I like getting my groceries here for a number of reasons: I see weird people...today a fat, sweaty man came up to the register carrying only a bag full of maroon colored octopus tentacles. It's kind of a wild place...no one can understand each other, there are people just reaching in and grabbing freshwater eels and crabs with their bare hands, and whats in a package could be anything- fried bamboo caterpillars or pineapple you have to see the picture. I always get inspired about cooking when I go. Mostly I like it because their produce is cheap and still has the dirt on it.
I also love to see what people buy. It's somehow a "great moment in American-ness" to see Nashville immigrant community start to branch out. I'll follow a Hispanic family through the market and watch them pick up plantains, avocados, jalapenos, and then...baby bok choy. It's also nice to see the domestic community starting to mix in more and more at places like these. Follow a bleached blonde white lady in an oversized Titans tshirt and a cellphone headset as she picks up basmati rice, doritos, some kind of asian instant shrimp soup, and a Kirin Lager. I'm hoping its because they like to be entertained when they get their groceries. It's like cheap tourism to see duck embryos or chicken feet by the pound.
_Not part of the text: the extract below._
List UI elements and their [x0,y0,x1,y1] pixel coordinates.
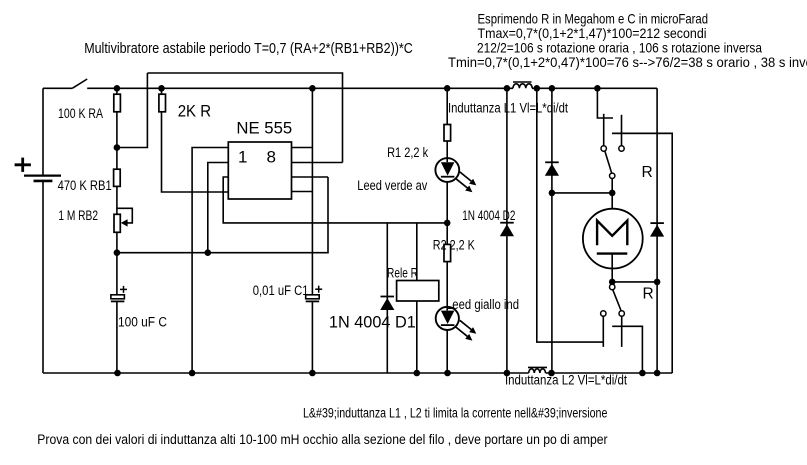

It's also cheap luxury items: I bought a pound of kalamata olives for under $4.
It's nice to see a part of town like the area between Murfreesboro Pike and Nolensville Rd be as successful as it has been. My guess is that there is more local business in that stretch of the city than in the entire greater nashville area combined. Definitely more places to get groceries in 5 miles than there are in my entire city of ~50,000. The immigrant community has revitalized a pretty nasty area of Nashville into a thriving and colorful area. Gas stations and banks get painted yellow and made into busy taquerias with great big barrel smokers and a collection of cowboy hatted hispanics and young black kids on bicycles.
I guess where I am going with this is: the immigrant community in Nashville is what makes me happy about living here.